Yine de en azından aramızda dostluk, kardeşlik hukuku olduğunu düşündüğüm arkadaşlarımın bugün devletin tepesindeki durumlarıyla ilgili bazı değerlendirmelerde bulunma ihtiyacını hissediyorum. “Sayın” demeyi dahi riya kokan protokol kabul etsem de yine de “Sayın” dediğim Davutoğlu’nun 4 Mayıs’tan sonraki durumu bana gerçekten hüzün verici geliyor; yazmayı arzu ettim ama süren davamızla ilgili algılanır diye şahsı, başbakanlığı ve siyasi anlayışıyla ilgili tek satır yazmadım. Ancak “dokunulmazlıkların kaldırılması”yla ilgili oylamada Davutoğlu’nun medyaya yansıyan duruşu beni de hüzünlendirdi. Hemen belirteyim, Sayın Erdoğan’a ne kadar yakın veya uzak isem, aynı mesafede Sayın Davutoğlu’na da yakın veya uzağım. Beni yakından takip edenler, AK Parti iktidarıyla ilgili düşüncelerimin 2013’ten sonra değil, ilk kurulduğu günde şekillendiğini bilirler. Ama benimsedikleri siyasi çizgi, iç ve dış politikada takip ettikleri hatt-ı hareket bence ne kadar yanlış ve hatalı olursa olsun, sonuç itibariyle ana gövdesi Milli Görüş/İslamcı gelenekten gelen insanlar bugün Türkiye’nin geldiği noktadan birinci derecede sorumludurlar. Sevabıyla günahıyla olup bitenler onların amel defterine yazılıyor, ancak ne yazık ki fatura İslami hareketlere, hatta onlara karşı olan diğer mütedeyyin grup ve akımlara da çıkıyor.

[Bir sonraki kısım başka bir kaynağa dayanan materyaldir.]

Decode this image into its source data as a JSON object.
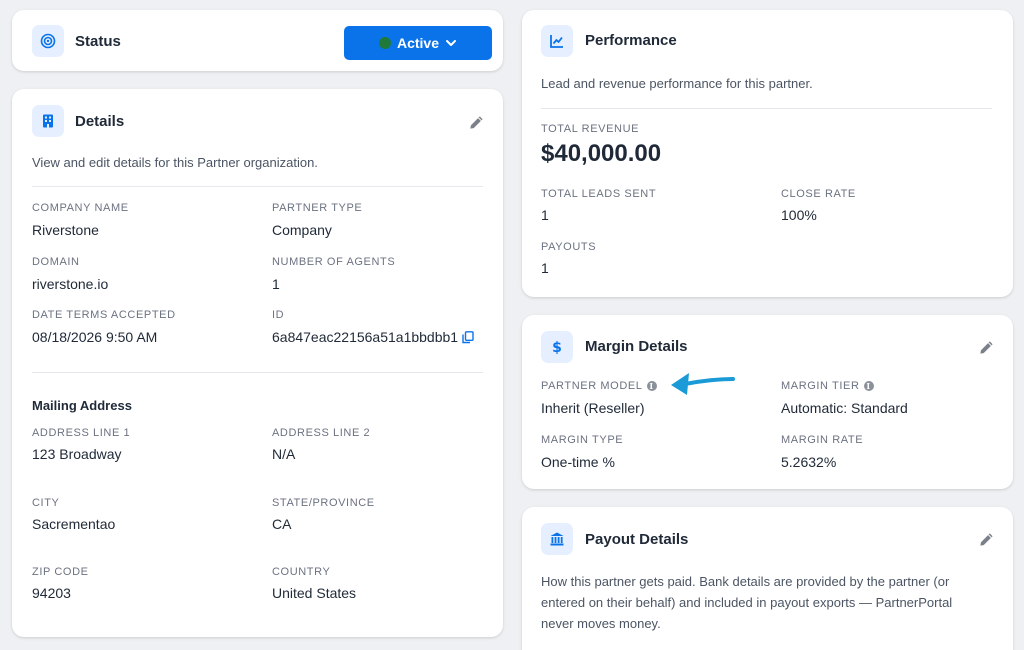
{
  "status": {
    "title": "Status",
    "button_label": "Active",
    "icon": "target-icon"
  },
  "details": {
    "title": "Details",
    "description": "View and edit details for this Partner organization.",
    "fields": {
      "company_name": {
        "label": "COMPANY NAME",
        "value": "Riverstone"
      },
      "partner_type": {
        "label": "PARTNER TYPE",
        "value": "Company"
      },
      "domain": {
        "label": "DOMAIN",
        "value": "riverstone.io"
      },
      "number_of_agents": {
        "label": "NUMBER OF AGENTS",
        "value": "1"
      },
      "date_terms_accepted": {
        "label": "DATE TERMS ACCEPTED",
        "value": "08/18/2026 9:50 AM"
      },
      "id": {
        "label": "ID",
        "value": "6a847eac22156a51a1bbdbb1"
      }
    },
    "mailing_address": {
      "heading": "Mailing Address",
      "address_line_1": {
        "label": "ADDRESS LINE 1",
        "value": "123 Broadway"
      },
      "address_line_2": {
        "label": "ADDRESS LINE 2",
        "value": "N/A"
      },
      "city": {
        "label": "CITY",
        "value": "Sacrementao"
      },
      "state": {
        "label": "STATE/PROVINCE",
        "value": "CA"
      },
      "zip": {
        "label": "ZIP CODE",
        "value": "94203"
      },
      "country": {
        "label": "COUNTRY",
        "value": "United States"
      }
    }
  },
  "performance": {
    "title": "Performance",
    "description": "Lead and revenue performance for this partner.",
    "total_revenue": {
      "label": "TOTAL REVENUE",
      "value": "$40,000.00"
    },
    "total_leads_sent": {
      "label": "TOTAL LEADS SENT",
      "value": "1"
    },
    "close_rate": {
      "label": "CLOSE RATE",
      "value": "100%"
    },
    "payouts": {
      "label": "PAYOUTS",
      "value": "1"
    }
  },
  "margin": {
    "title": "Margin Details",
    "partner_model": {
      "label": "PARTNER MODEL",
      "value": "Inherit (Reseller)"
    },
    "margin_tier": {
      "label": "MARGIN TIER",
      "value": "Automatic: Standard"
    },
    "margin_type": {
      "label": "MARGIN TYPE",
      "value": "One-time %"
    },
    "margin_rate": {
      "label": "MARGIN RATE",
      "value": "5.2632%"
    }
  },
  "payout": {
    "title": "Payout Details",
    "description": "How this partner gets paid. Bank details are provided by the partner (or entered on their behalf) and included in payout exports — PartnerPortal never moves money."
  },
  "colors": {
    "accent": "#0b73ea",
    "status_dot": "#1f7a3a",
    "icon_bg": "#e5efff",
    "annotation_arrow": "#1a9bd7"
  }
}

Artık pek ilgimi çekmese de karşılaştığım nice insan bana “Ne oluyoruz?” diye soruyor. Dindarların denetimindeki Türkiye nereye gidiyor? Sahiden her şey dindar/İslami/İslamcı kadroların kontrolünde mi? Derin MHP, Ergenekoncularla derin Milli Görüşçülerin/dindar görünümlü yarı resmi birimlerin yüzyılın ittifakını kurdukları doğru mu? Legal ve şeffaf Milli Görüşçüler, ömrünü bu davaya hasretmiş İslamcılar, temiz dindarlar tasfiye mi ediliyor? Kürt meselesinde dindar-muhafazakârların çözümü bu muydu? Her Allah’ın günü 10-15 kişi hayatını kaybediyor, bu nereye kadar devam eder? Suriye ve bu bahtsız ülkeyle beraber Ortadoğu’nun genelinde uğradığımız başarısızlık, bizim de sebep olduğumuz insani dramlar ne zaman son bulacak? Yüzyıllık yorucu bir mücadelenin gelip dayanacağı nokta bu muydu? Vs.

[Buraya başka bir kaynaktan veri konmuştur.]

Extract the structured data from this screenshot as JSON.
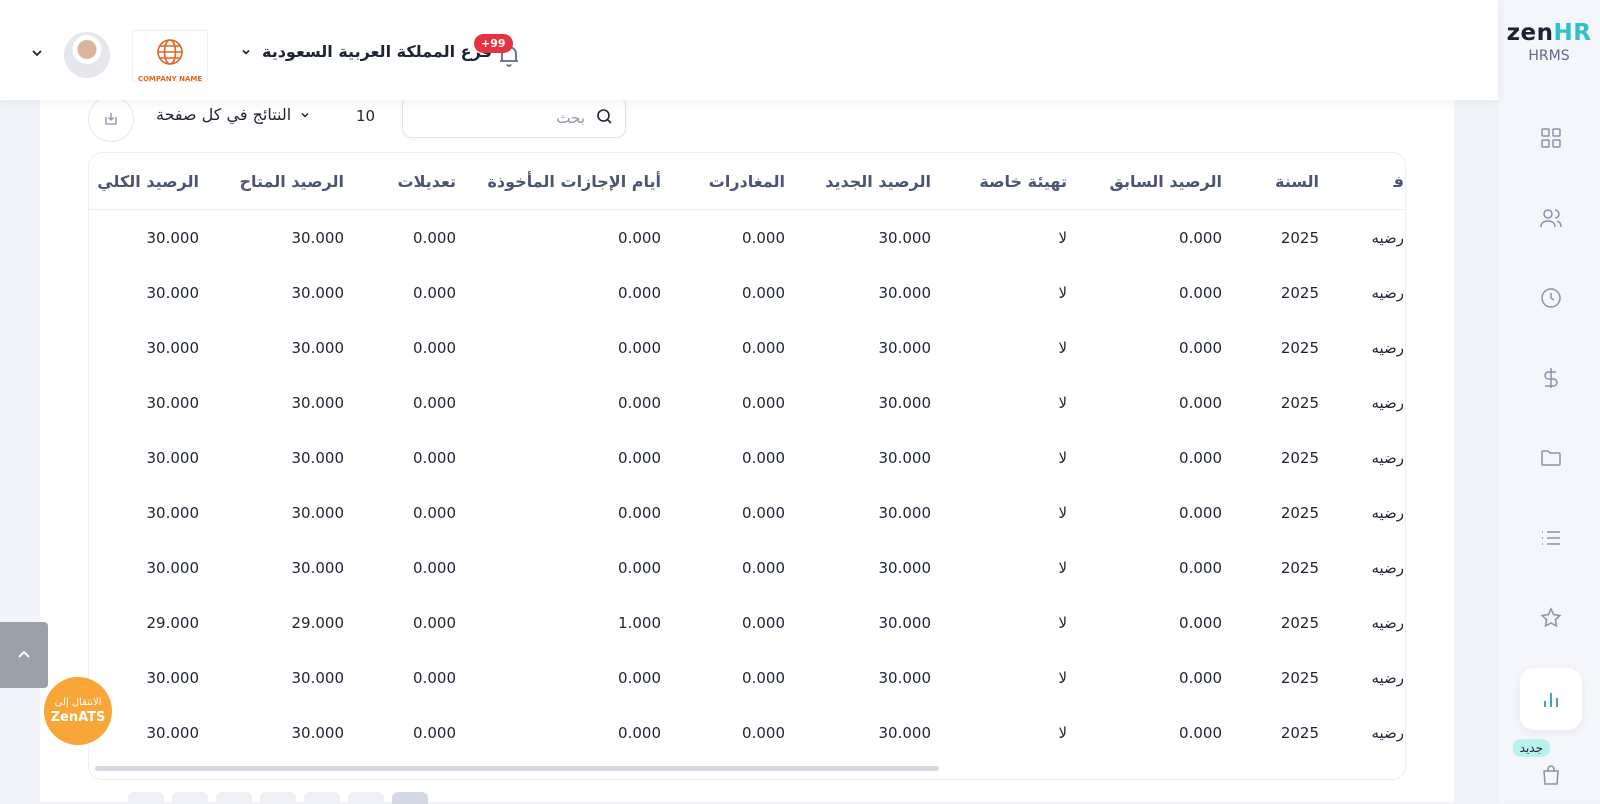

Hiç kuşkusuz bu soruların ve benzerlerinin cevapları var. Ama artık eskiden olduğu gibi İslamcılar sükunetle, İslami ana değerler, ortak iyi, aklın ve vicdanın rehberliğinde sorunları teşrih masasına yatırıp konuşabilecek durumda değiller. İktidar ateşi içlerine öyle düşmüş ki, ne değer kaldı, ne kardeşlik hukuku! Trol ve troliçeler, tetikçiler sövüp sayıyor.
Anlaşılan şu ki, biz Adem’in çocukları bunca uyarıya rağmen acı meyvenin tümünü yiyeceğiz. Eğer 2002’den bu yana süren iktidar beyninin ana koordinatlarından biri olan Davutoğlu dahi bu durumda ise, özgül ağırlığı olduğunu düşünen, beraber yola çıkıp da yolun kenarına itilen ve ömrünü bu davaya hasretmiş olan diğerlerinin halini siz tasavvur edin.
Kim ne derse desin, bu resim bizim neslimizin hüsranı, başarısızlığı ve düş kırıklığıdır!
Biz ademin çocukları babamız gibi ciddi bir muhasebe-i nefs yapmak zorundayız.